These days everybody is busy “building their brand” as they grow their businesses. And it makes sense; creating a brand is a shortcut to connecting with your audience, so you will have a buyers and fans.
The thing I’ve realized over the past two years is that brands are made up of 3 elements: professional, personal and social brands.
Here’s what I mean:
A) PROFESSIONAL BRAND
This is the 9-5 “official” side of business (and you).
This side of your brand is all about your product or service, how well it’s delivered, how you deal with customers, and basically, the reputation you’ve built (or are building) in the marketplace. This is the “face” of your business that people see via your website, your ads, your storefront, your company vehicles, etc.
B) PERSONAL BRAND
This side of your brand on the other hand, is all about the people and the personalities. It includes you as well as the people who work for you: the way you interact with clients/customers, the way you talk and sound; the way you handle phone calls, and now, it also includes the way people experience you through video.

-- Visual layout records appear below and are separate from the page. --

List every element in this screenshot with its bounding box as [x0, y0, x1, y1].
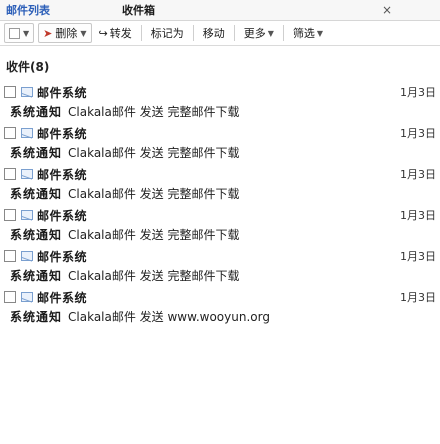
chevron-down-icon: ▼: [23, 28, 30, 38]
message-date: 1月3日: [400, 209, 436, 222]
delete-button[interactable]: ➤ 删除 ▼: [38, 23, 92, 43]
message-body-line: 系统通知 Clakala邮件 发送 完整邮件下载: [10, 144, 436, 161]
message-sender: 邮件系统: [37, 167, 88, 182]
message-sender: 邮件系统: [37, 126, 88, 141]
message-row[interactable]: 邮件系统 1月3日 系统通知 Clakala邮件 发送 完整邮件下载: [0, 245, 440, 286]
tab-mail-list[interactable]: 邮件列表: [0, 2, 56, 18]
message-row[interactable]: 邮件系统 1月3日 系统通知 Clakala邮件 发送 完整邮件下载: [0, 204, 440, 245]
message-row[interactable]: 邮件系统 1月3日 系统通知 Clakala邮件 发送 www.wooyun.o…: [0, 286, 440, 327]
message-date: 1月3日: [400, 86, 436, 99]
folder-title: 收件(8): [6, 60, 50, 74]
message-date: 1月3日: [400, 250, 436, 263]
message-preview: Clakala邮件 发送 完整邮件下载: [68, 105, 240, 119]
message-preview: Clakala邮件 发送 www.wooyun.org: [68, 310, 270, 324]
envelope-icon: [21, 210, 33, 220]
move-button[interactable]: 移动: [200, 25, 228, 41]
message-subject: 系统通知: [10, 269, 63, 283]
envelope-icon: [21, 87, 33, 97]
message-header: 邮件系统 1月3日: [4, 288, 436, 306]
message-sender: 邮件系统: [37, 208, 88, 223]
message-row[interactable]: 邮件系统 1月3日 系统通知 Clakala邮件 发送 完整邮件下载: [0, 81, 440, 122]
toolbar-divider: [140, 25, 142, 41]
toolbar-divider: [282, 25, 284, 41]
message-sender: 邮件系统: [37, 249, 88, 264]
message-preview: Clakala邮件 发送 完整邮件下载: [68, 146, 240, 160]
message-body-line: 系统通知 Clakala邮件 发送 完整邮件下载: [10, 267, 436, 284]
message-body-line: 系统通知 Clakala邮件 发送 完整邮件下载: [10, 103, 436, 120]
message-list: 邮件系统 1月3日 系统通知 Clakala邮件 发送 完整邮件下载 邮件系统 …: [0, 81, 440, 327]
tab-bar: 邮件列表 收件箱 ×: [0, 0, 440, 21]
chevron-down-icon: ▼: [80, 28, 87, 38]
forward-label: 转发: [109, 27, 132, 40]
message-sender: 邮件系统: [37, 290, 88, 305]
message-header: 邮件系统 1月3日: [4, 206, 436, 224]
message-subject: 系统通知: [10, 146, 63, 160]
message-date: 1月3日: [400, 127, 436, 140]
toolbar-divider: [233, 25, 235, 41]
message-body-line: 系统通知 Clakala邮件 发送 完整邮件下载: [10, 226, 436, 243]
filter-dropdown[interactable]: 筛选 ▼: [290, 25, 326, 41]
message-header: 邮件系统 1月3日: [4, 83, 436, 101]
message-date: 1月3日: [400, 168, 436, 181]
envelope-icon: [21, 292, 33, 302]
message-date: 1月3日: [400, 291, 436, 304]
message-row[interactable]: 邮件系统 1月3日 系统通知 Clakala邮件 发送 完整邮件下载: [0, 122, 440, 163]
message-preview: Clakala邮件 发送 完整邮件下载: [68, 228, 240, 242]
message-checkbox[interactable]: [4, 168, 16, 180]
filter-label: 筛选: [292, 27, 315, 40]
close-icon[interactable]: ×: [382, 3, 392, 17]
message-subject: 系统通知: [10, 187, 63, 201]
chevron-down-icon: ▼: [316, 28, 324, 38]
message-header: 邮件系统 1月3日: [4, 165, 436, 183]
envelope-icon: [21, 128, 33, 138]
mark-button[interactable]: 标记为: [148, 25, 187, 41]
forward-button[interactable]: ↪ 转发: [96, 25, 135, 41]
message-preview: Clakala邮件 发送 完整邮件下载: [68, 187, 240, 201]
message-body-line: 系统通知 Clakala邮件 发送 完整邮件下载: [10, 185, 436, 202]
envelope-icon: [21, 169, 33, 179]
message-header: 邮件系统 1月3日: [4, 124, 436, 142]
message-checkbox[interactable]: [4, 250, 16, 262]
chevron-down-icon: ▼: [267, 28, 274, 38]
message-preview: Clakala邮件 发送 完整邮件下载: [68, 269, 240, 283]
message-row[interactable]: 邮件系统 1月3日 系统通知 Clakala邮件 发送 完整邮件下载: [0, 163, 440, 204]
delete-icon: ➤: [43, 26, 53, 40]
checkbox-icon: [9, 27, 20, 39]
envelope-icon: [21, 251, 33, 261]
message-subject: 系统通知: [10, 310, 63, 324]
message-subject: 系统通知: [10, 228, 63, 242]
tab-inbox[interactable]: 收件箱: [116, 2, 161, 18]
message-checkbox[interactable]: [4, 209, 16, 221]
toolbar-divider: [192, 25, 194, 41]
message-checkbox[interactable]: [4, 291, 16, 303]
message-checkbox[interactable]: [4, 86, 16, 98]
more-dropdown[interactable]: 更多 ▼: [241, 25, 277, 41]
message-sender: 邮件系统: [37, 85, 88, 100]
message-checkbox[interactable]: [4, 127, 16, 139]
toolbar: ▼ ➤ 删除 ▼ ↪ 转发 标记为 移动 更多 ▼ 筛选 ▼: [0, 21, 440, 46]
message-body-line: 系统通知 Clakala邮件 发送 www.wooyun.org: [10, 308, 436, 325]
more-label: 更多: [243, 27, 266, 40]
select-all-dropdown[interactable]: ▼: [4, 23, 35, 43]
message-header: 邮件系统 1月3日: [4, 247, 436, 265]
forward-icon: ↪: [98, 26, 108, 40]
delete-label: 删除: [55, 27, 78, 40]
message-subject: 系统通知: [10, 105, 63, 119]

In essence, it’s about experiencing YOU and the people that work for you and represent your business.
C) SOCIAL BRAND
By now, social media has become an intrinsic part of our lives and our interactions. Social media isn’t going anywhere, so I think it’s time we consider the way we act online as part of our brand.
Here’s what your social brand includes:
- Your tone, the way you write posts
- The kind of things you post
- The things you choose to share.
Basically, it’s how you show up online, and the way you behave online.
“Building your brand” happens when those 3 elements work and blend together over time. The trick now is to manage all three aspects of your brand. Because you need to have consistency between all of them.
All three of these components should support and show the brand that you’re working to build.
Let me give you an example:
If your brand is friendly, easy-going, helpful and energetic...then you (and your staff) need to be friendly and helpful when talking to potential customers. You need to be high-energy and outgoing, otherwise there’s a inconsistency. And when you’re online, your posts should be friendly and use everyday, casual language. If you’re posting very formal, stiffly-worded posts, there will be a huge disconnect that will probably turn people off.
When it comes to managing your brand, it’s important to take some time to check that all three aspects of your brand are consistent with each other. This is specially true if you have a marketing manager, or someone other than yourself promoting your business.
And finally, remember that building a brand takes time and needs to be a consistent effort across the board. No matter where people interact with your brand, they should get the same experience.